Einmarsch oder Reaktorkatastrophe

Die Bunker schützen für den Fall, dass eine fremde Armee in die Schweiz einmarschiert oder es zu einer Reaktorkatastrophe kommt. Beides war noch nie der Fall. Aber man will für alle Fälle vorbereitet sein. „Die Behörden gehen davon aus, dass man je nach Ereignis mehrere Stunden bis mehrere Tage in den Schutzräumen überleben könnte“, sagt Gregor Müller, Kommandant der Zivilschutzorganisation Aargau-Süd.

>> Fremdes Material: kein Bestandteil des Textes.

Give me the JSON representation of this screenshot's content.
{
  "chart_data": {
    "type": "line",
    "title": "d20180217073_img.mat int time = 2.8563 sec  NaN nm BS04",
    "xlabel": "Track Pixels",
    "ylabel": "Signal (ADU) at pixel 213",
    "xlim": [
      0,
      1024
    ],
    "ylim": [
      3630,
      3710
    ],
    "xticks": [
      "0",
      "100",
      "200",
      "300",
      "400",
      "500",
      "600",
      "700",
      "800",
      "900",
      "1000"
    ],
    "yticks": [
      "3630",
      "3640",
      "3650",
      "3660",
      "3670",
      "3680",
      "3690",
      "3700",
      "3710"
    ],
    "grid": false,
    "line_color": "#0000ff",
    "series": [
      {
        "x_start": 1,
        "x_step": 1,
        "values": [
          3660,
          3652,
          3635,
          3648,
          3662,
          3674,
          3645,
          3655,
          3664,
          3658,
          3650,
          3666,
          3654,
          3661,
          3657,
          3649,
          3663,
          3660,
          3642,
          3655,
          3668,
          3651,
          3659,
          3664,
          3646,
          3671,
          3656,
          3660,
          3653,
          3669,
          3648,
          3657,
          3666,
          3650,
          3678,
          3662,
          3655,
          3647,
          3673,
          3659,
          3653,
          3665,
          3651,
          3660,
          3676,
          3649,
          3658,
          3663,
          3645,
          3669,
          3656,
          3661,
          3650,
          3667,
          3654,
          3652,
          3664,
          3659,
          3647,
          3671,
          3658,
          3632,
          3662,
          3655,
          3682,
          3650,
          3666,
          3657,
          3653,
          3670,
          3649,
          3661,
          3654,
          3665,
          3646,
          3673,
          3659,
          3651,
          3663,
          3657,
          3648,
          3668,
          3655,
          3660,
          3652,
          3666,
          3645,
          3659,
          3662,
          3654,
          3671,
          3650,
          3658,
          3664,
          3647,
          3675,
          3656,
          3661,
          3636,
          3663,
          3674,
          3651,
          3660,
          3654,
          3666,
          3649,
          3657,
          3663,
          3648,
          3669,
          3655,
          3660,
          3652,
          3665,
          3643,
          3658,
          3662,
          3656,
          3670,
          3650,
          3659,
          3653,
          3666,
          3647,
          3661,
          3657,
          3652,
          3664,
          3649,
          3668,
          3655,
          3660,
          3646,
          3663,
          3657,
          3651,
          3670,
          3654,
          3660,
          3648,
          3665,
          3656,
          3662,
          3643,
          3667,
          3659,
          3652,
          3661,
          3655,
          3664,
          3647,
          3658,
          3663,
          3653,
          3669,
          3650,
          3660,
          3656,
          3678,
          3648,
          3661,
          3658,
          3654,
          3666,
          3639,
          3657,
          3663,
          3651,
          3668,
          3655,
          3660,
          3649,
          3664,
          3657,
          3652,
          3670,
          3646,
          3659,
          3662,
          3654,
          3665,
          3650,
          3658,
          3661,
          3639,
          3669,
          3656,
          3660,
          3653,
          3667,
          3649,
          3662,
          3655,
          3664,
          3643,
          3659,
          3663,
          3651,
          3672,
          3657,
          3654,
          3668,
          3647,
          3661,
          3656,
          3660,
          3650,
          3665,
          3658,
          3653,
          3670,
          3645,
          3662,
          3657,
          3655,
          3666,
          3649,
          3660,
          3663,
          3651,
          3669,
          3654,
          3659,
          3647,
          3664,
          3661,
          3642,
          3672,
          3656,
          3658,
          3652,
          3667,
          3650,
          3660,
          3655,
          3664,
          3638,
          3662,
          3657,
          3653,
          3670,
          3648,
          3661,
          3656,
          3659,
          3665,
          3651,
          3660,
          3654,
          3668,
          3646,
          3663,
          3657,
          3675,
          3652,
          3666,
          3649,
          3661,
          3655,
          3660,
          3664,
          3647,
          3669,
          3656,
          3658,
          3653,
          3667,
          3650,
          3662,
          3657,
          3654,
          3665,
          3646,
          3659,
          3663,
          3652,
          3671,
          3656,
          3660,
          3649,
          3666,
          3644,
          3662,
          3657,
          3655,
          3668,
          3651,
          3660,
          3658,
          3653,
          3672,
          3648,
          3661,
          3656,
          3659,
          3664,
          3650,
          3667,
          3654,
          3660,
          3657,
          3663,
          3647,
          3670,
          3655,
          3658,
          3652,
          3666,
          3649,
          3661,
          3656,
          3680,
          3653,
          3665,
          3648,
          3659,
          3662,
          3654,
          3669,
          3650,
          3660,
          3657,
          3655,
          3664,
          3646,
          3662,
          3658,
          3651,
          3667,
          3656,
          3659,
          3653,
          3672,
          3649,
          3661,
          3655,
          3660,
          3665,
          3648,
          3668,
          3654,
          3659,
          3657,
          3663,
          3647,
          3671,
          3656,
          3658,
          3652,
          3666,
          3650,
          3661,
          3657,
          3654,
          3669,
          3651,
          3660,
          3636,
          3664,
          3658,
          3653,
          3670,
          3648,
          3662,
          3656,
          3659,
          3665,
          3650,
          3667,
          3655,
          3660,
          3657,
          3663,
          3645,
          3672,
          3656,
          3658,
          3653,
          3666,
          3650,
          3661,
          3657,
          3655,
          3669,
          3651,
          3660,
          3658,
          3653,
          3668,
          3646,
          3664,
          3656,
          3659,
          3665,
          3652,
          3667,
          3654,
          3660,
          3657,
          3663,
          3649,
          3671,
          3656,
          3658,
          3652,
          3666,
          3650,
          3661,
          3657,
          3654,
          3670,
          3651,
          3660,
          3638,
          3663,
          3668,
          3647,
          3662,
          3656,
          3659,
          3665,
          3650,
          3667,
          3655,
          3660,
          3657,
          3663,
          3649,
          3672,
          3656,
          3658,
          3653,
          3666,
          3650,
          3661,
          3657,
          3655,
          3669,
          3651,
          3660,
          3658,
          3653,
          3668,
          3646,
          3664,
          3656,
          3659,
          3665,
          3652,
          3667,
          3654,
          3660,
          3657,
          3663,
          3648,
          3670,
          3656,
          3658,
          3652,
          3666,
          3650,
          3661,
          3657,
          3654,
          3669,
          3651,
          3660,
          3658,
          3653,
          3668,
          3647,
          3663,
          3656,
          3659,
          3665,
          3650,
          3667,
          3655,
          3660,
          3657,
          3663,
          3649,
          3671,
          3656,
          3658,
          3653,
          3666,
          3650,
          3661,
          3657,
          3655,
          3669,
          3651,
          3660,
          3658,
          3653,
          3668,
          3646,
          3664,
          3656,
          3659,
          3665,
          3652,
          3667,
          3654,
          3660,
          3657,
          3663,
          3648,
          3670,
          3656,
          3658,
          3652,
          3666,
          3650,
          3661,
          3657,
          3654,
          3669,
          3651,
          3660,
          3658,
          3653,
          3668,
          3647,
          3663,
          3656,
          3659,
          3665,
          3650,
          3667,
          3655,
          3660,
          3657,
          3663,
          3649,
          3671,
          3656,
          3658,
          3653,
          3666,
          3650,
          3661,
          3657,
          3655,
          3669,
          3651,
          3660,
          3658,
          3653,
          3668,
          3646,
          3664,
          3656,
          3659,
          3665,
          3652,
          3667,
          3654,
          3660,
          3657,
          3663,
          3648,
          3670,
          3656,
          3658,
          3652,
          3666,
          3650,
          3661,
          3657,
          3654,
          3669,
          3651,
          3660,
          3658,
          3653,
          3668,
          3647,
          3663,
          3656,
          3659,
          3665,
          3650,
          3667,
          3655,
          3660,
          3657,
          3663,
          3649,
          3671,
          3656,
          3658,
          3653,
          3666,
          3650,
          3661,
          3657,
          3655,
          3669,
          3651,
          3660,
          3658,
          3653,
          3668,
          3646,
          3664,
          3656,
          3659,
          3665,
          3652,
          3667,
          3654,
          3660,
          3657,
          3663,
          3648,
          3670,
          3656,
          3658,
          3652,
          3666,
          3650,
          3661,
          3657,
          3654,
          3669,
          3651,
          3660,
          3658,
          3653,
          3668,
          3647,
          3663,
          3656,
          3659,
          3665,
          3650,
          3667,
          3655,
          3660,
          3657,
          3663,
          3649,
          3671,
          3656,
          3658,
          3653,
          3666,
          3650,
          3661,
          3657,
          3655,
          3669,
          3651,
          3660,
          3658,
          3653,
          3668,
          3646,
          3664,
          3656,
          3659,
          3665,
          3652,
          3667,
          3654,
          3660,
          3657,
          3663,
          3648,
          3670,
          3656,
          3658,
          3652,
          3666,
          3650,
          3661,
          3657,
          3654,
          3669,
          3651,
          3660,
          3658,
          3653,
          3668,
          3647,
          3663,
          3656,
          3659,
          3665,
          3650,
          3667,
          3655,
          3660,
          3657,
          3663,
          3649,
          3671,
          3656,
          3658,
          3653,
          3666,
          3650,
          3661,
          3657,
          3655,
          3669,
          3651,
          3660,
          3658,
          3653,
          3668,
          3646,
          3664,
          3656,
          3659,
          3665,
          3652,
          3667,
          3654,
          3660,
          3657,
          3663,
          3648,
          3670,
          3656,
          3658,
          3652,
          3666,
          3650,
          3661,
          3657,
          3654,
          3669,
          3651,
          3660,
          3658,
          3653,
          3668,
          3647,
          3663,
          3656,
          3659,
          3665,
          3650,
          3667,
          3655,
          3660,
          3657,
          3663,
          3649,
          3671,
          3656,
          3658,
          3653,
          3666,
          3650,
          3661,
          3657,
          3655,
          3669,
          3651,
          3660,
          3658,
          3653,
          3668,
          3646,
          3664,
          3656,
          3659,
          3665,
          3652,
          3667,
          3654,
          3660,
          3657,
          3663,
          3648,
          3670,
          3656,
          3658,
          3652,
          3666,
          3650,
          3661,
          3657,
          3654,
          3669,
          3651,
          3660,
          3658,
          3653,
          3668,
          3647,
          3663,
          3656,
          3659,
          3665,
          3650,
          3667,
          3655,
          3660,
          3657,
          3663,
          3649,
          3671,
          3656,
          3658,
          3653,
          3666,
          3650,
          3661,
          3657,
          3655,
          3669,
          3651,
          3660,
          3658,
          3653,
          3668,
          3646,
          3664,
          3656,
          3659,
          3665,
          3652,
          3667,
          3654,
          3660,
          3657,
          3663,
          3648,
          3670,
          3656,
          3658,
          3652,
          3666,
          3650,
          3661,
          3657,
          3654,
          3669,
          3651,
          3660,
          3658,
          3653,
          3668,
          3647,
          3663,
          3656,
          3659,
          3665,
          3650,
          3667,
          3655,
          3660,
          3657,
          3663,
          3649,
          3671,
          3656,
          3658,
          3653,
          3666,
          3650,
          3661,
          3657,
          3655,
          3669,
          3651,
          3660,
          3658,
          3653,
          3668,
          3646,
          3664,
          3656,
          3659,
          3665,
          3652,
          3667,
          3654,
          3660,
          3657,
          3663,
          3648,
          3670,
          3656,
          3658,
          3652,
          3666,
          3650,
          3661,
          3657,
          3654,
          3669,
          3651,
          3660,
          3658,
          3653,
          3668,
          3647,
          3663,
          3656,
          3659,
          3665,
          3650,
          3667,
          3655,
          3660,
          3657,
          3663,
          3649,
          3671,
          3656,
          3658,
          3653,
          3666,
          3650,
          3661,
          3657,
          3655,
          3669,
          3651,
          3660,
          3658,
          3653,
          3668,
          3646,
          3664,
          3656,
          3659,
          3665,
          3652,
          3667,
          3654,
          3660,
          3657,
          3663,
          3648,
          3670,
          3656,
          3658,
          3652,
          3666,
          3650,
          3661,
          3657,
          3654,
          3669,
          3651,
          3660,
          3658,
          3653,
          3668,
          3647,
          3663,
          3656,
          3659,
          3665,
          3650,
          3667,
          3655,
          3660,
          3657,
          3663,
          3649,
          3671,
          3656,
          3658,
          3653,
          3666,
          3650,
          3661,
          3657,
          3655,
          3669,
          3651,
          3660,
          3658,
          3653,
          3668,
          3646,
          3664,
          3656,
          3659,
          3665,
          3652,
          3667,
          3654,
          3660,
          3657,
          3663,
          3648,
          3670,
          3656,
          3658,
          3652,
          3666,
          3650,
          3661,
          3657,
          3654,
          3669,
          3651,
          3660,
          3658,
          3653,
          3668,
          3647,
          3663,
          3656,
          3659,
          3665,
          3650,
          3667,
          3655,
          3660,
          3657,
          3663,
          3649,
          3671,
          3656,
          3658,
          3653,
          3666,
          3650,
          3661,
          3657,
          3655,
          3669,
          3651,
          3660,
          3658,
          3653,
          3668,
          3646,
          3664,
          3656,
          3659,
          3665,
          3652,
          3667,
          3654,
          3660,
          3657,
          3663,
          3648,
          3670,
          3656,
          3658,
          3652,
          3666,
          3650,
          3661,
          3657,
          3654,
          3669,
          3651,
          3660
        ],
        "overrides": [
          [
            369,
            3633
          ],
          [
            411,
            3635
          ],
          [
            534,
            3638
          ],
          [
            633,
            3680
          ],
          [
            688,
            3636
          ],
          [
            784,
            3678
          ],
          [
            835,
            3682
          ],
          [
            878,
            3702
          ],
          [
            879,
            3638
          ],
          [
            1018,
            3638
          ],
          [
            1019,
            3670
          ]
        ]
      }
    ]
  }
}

Unterirdischer Operationssaal

Auch eine medizinische Notversorgung wäre unterirdisch möglich, zeigt Schutzraumexperte Christoph Singer anhand einer Sanitätsstelle mit Krankenstation und Operationssaal. Das Operationsbesteck aus den 1970er Jahren liegt wie neu und vollzählig bereit für den Ernstfall: „Sie sind damit befähigt, gewisse Eingriffe an verletzten Personen vorzunehmen, die Leute auch zu pflegen und unterzubringen in einem Notfall oder einem Konflikt.“

Modernisieren würde Millionen kosten

Die Schutzraum-Ausstattung ist teilweise in die Jahre gekommen. Kurz vor dem Reaktorunfall in Fukushima gab es Überlegungen, die Schutzräume aufzulassen – das war dann kein Thema mehr. Durch den Ukrainekrieg wird nun darüber nachgedacht, die Schutzräume auf den neuesten Stand zu bringen, doch das würde Millionen kosten. Daher werden die unterirdischen Schutzräume in der Schweiz wohl weiter im Dornröschenschlaf verbleiben.